My departure with Tim then is not personal and not because I am a Party hack pushing a Party line (any more than he is). It is because I believe him to be wrong and dangerously wrong on too many things. As it happens these are also the things that he says divide him from David Cameron which suggests that Tim is moving even further to a positon which is very distant from the political mainstream. He is not a politician but a thoughtful commentator – more Seamus Milne than Jeremy Corbyn. He won’t like that analogy but I'm sure that it is valid!

Tim was nine years old when Margaret Thatcher came to power and a teenager for all of her time in office. He clearly had no idea what was going on from personal experience. I was working in Glasgow during the miners’ strike and was close to the action. To believe that the vicious confrontation which she sought and drove onwards was justified you have to be either deluded or ignorant. Or in primary school as Tim was and receiving information through wide gauze filter! Thatcher, the only Prime Minister in modern times to be thrown out of office by her own colleagues, is a strange hero to have. Tim clearly thinks that Thatcher’s goals (The “ends” she wanted) justified the means. If he had been like me in his early thirties when she came into office rather than in short trousers and in a proper job at the coalface (metaphorically!) rather than working on his three Rs he might think differently.

Tim is wrong about the European Union and to suggest that “…nothing registers more strongly on the social injustice front than recommending staying in the EU” is borderline Faragist in its ignorance and bias. The EU, as well as being the primary reason for peace in Europe in our times, is also a force for social progress and for the cross-border sharing of responsibility. It is already clear that in Greece, the most troublesome problem the Union has faced, the social-democratic solution instigated by the country’s leaders in collaboration with their EU partners is working. The Eurosceptics were wrong on Greece as they have been on everything. The doom-laden scenarios peddled by the likes of Tim a year or so ago just haven’t come to pass.
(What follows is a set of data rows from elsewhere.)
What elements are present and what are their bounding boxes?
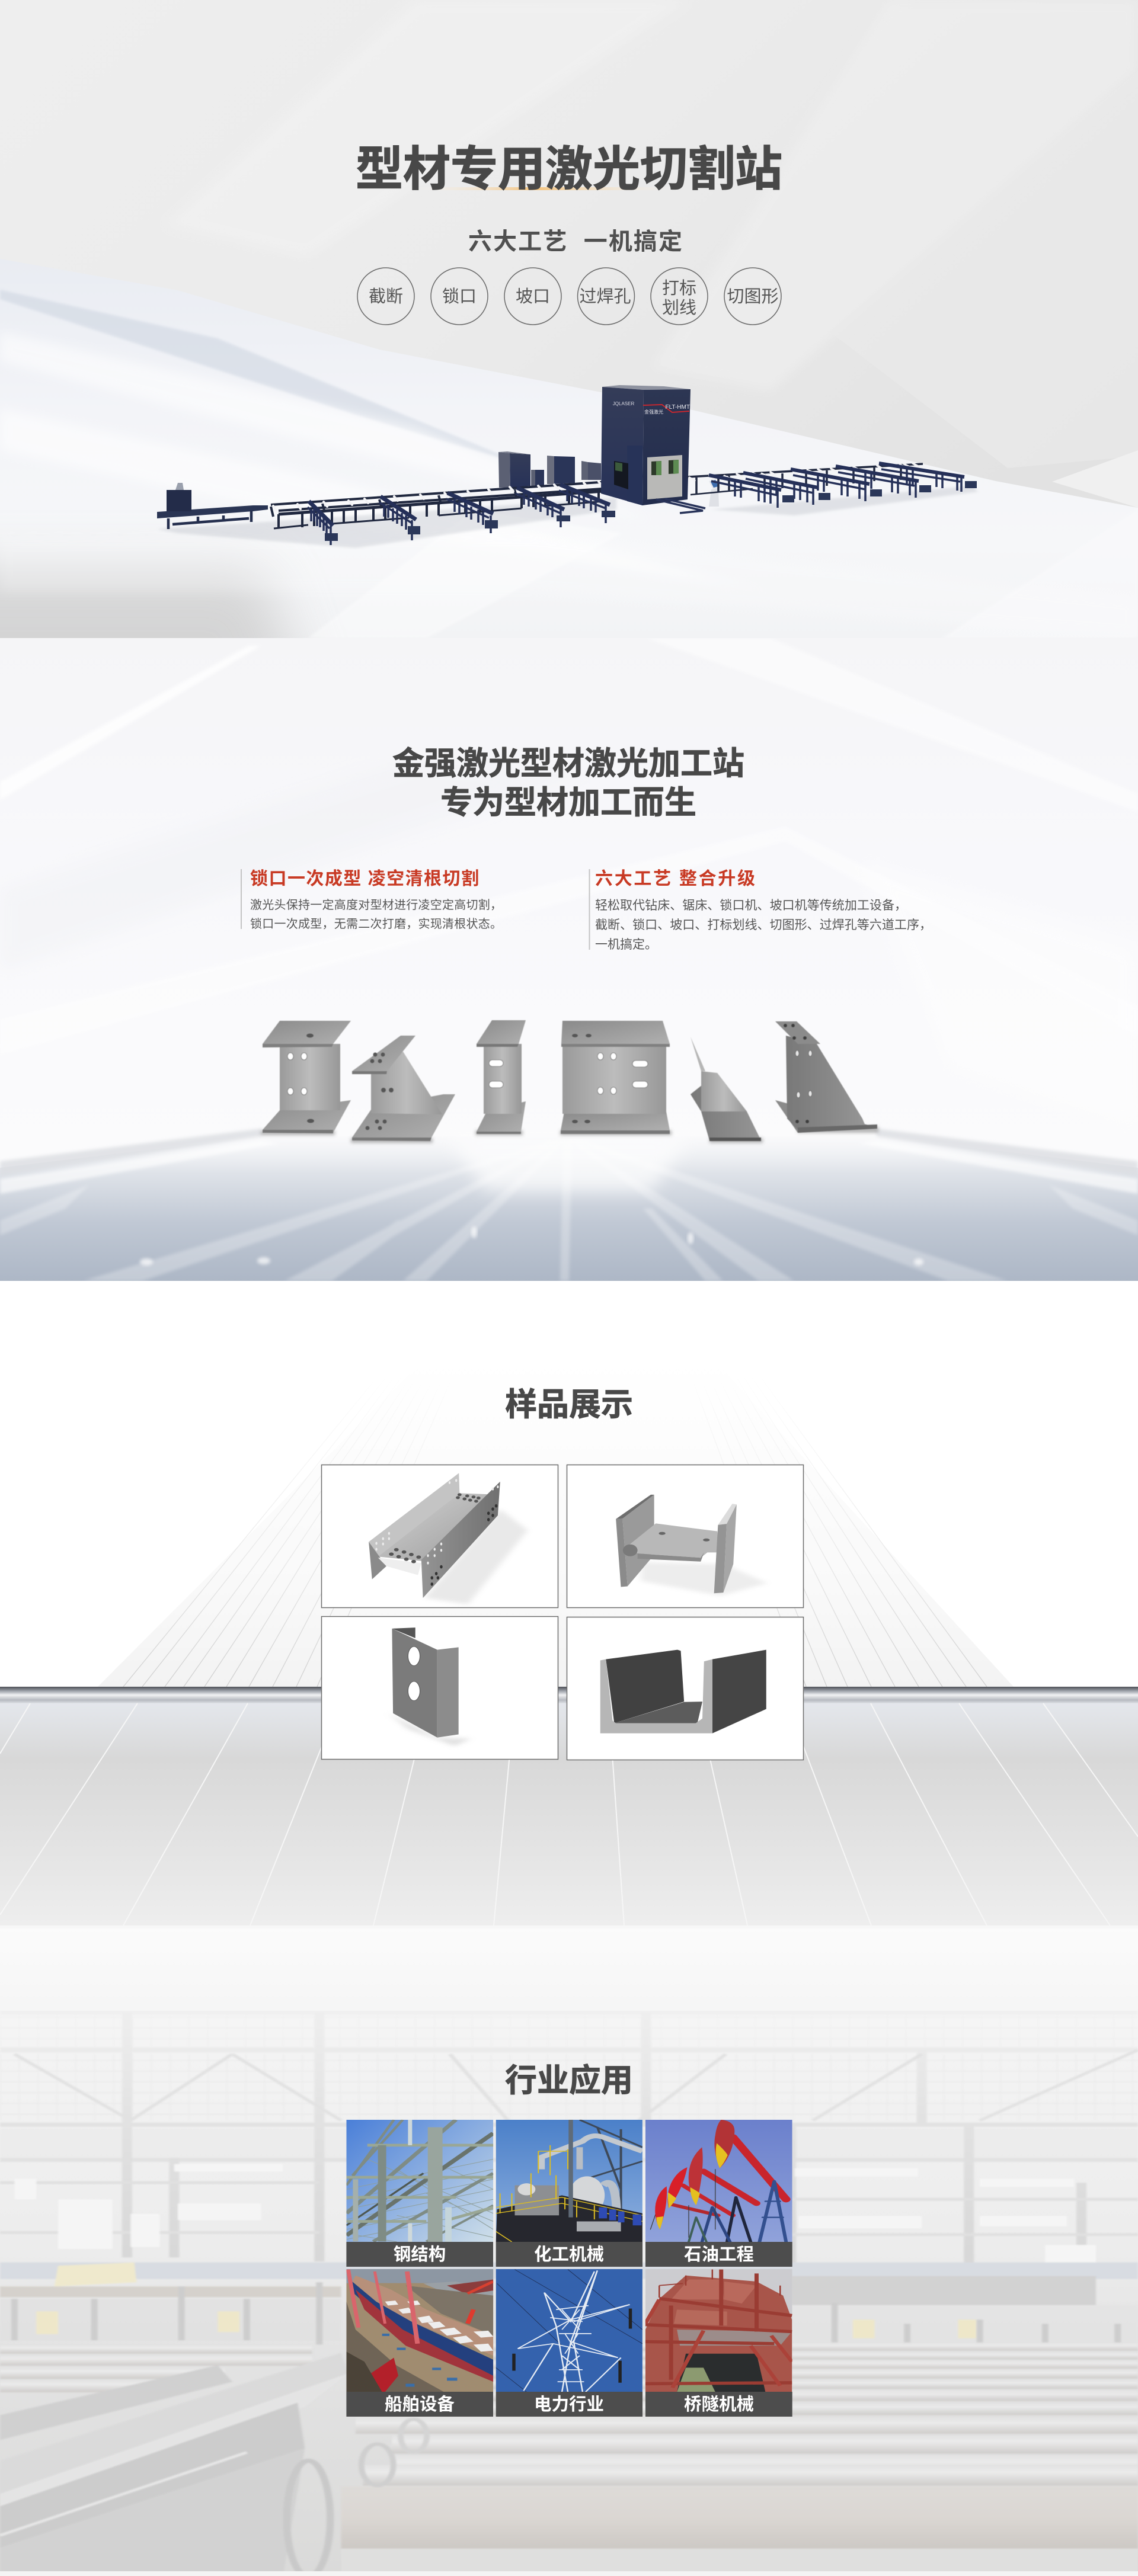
label text: 化工机械 <box>534 2245 604 2264</box>
steel pipes right <box>341 2343 1138 2576</box>
left roller tables <box>271 481 628 528</box>
photo: power tower <box>496 2269 642 2392</box>
main tower: FLT-HMT1 <box>665 404 693 411</box>
feature: coping cut: 锁口一次成型，无需二次打磨，实现清根状态。 <box>250 917 502 931</box>
sample card: H section <box>567 1465 804 1608</box>
label text: 桥隧机械 <box>684 2395 754 2414</box>
photo: shipyard <box>346 2269 493 2392</box>
feature: coping cut <box>241 869 502 931</box>
main tower: 金强激光 <box>644 409 663 415</box>
process circles <box>357 268 781 325</box>
process labels <box>369 278 779 318</box>
steel pipes left <box>0 2344 427 2576</box>
background: rays and floor <box>0 1281 1138 1928</box>
panel: samples <box>0 1387 1138 1925</box>
photo: pumpjacks <box>645 2120 792 2242</box>
factory windows <box>14 2164 1096 2270</box>
process labels: 过焊孔 <box>579 287 631 306</box>
process labels: 坡口 <box>516 287 550 306</box>
right transfer arms <box>709 463 964 508</box>
process labels: 划线 <box>662 298 696 318</box>
label text: 电力行业 <box>534 2395 604 2414</box>
feature: coping cut: 锁口一次成型 凌空清根切割 <box>250 869 479 889</box>
photo: tunnel machine <box>645 2269 792 2392</box>
heading: 样品展示 <box>505 1387 633 1422</box>
machine: laser cutting station <box>157 385 978 548</box>
background: light rays <box>0 638 1138 1281</box>
sample card: channel with holes <box>321 1465 558 1608</box>
floor shadows <box>157 486 978 548</box>
label text: 船舶设备 <box>385 2395 455 2414</box>
floor with light streaks <box>0 1129 1138 1281</box>
part: tapered bracket <box>775 1021 877 1133</box>
factory roof trusses <box>0 2013 1138 2270</box>
photo: chemical plant <box>496 2120 642 2242</box>
feeder unit <box>157 483 268 529</box>
feature: coping cut: 激光头保持一定高度对型材进行凌空定高切割， <box>250 898 502 912</box>
sample card: angle with holes <box>321 1616 558 1760</box>
panel: product advantages <box>0 638 1138 1281</box>
photo: steel structure <box>346 2120 493 2242</box>
label text <box>385 2245 754 2414</box>
machine bed band <box>0 2263 1138 2348</box>
sample card: U channel <box>567 1617 804 1760</box>
main tower: JQLASER <box>613 401 634 406</box>
panel: industry applications <box>0 1992 1138 2576</box>
subtitle: 六大工艺 一机搞定 <box>468 229 682 255</box>
label text: 钢结构 <box>394 2245 446 2264</box>
parts row <box>261 1020 878 1143</box>
right roller tables <box>688 464 923 495</box>
panel: hero <box>0 0 1138 638</box>
part shadows <box>261 1127 878 1143</box>
feature: six processes <box>589 869 932 951</box>
heading: 专为型材加工而生 <box>440 785 696 821</box>
feature: six processes: 一机搞定。 <box>595 938 657 951</box>
label text: 石油工程 <box>684 2245 754 2264</box>
part: wide web <box>561 1021 670 1134</box>
left transfer arms <box>308 485 610 545</box>
rollers <box>273 482 602 511</box>
track and control kiosk <box>656 479 721 513</box>
label bars <box>346 2242 792 2417</box>
part: gusset <box>691 1037 761 1141</box>
process labels: 打标 <box>662 278 696 298</box>
feature: six processes: 截断、锁口、坡口、打标划线、切图形、过焊孔等六道工序， <box>595 918 932 932</box>
process labels: 切图形 <box>727 287 779 306</box>
background: faded factory photo <box>0 1925 1138 2576</box>
part: I-beam <box>263 1021 351 1133</box>
application grid <box>346 2120 792 2417</box>
heading <box>392 746 744 821</box>
back cabinets <box>498 451 601 488</box>
background: gray field and white wedge <box>0 0 1138 770</box>
main tower <box>601 385 693 505</box>
heading: 行业应用 <box>505 2063 633 2098</box>
feature: six processes: 轻松取代钻床、锯床、锁口机、坡口机等传统加工设备， <box>595 899 907 912</box>
feature: six processes: 六大工艺 整合升级 <box>595 869 755 889</box>
process labels: 截断 <box>369 287 403 306</box>
process labels: 锁口 <box>442 287 477 306</box>
part: angled bracket <box>352 1036 455 1141</box>
part: narrow channel <box>477 1020 526 1134</box>
title: 型材专用激光切割站 <box>356 143 782 196</box>
right rollers <box>689 463 918 480</box>
heading: 金强激光型材激光加工站 <box>392 746 744 781</box>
Tim’s own arguments are contradictory. He says that “Austerity” in Greece is causing hardship but he wants the UK’s deficit to be addressed. And the only way to do this would of course be with Austerity. Not good for the Greeks but OK for us. Very odd!

Maybe Tim is not a natural Party man and there is no shame in that. I admire his social conscience and am certain that it is genuine. But his politics are so far from the “Art of the Possible” that they are almost Corbynesque! David Cameron governs from the Centre not because he believes it is right but because he believes it is electorally effective to do so. The General Election proved that he was right. There has only been one extremist Prime Minister in my lifetime and she is the one that Tim reveres. All the rest from Macmillan to Wilson and Heath and Major via Blair to Cameron have been from the Centre – and they have been internationalist as well. I very much doubt that the policies being articulated by Jeremy Corbyn are electable and I am certain that those being pushed here by Tim as his reason for leaving the Conservatives, along with the narrow nationalism, wouldn't  be electable either.

There is nothing disrespectable about governing from the centre. It’s not going to go away Tim. It really isn’t.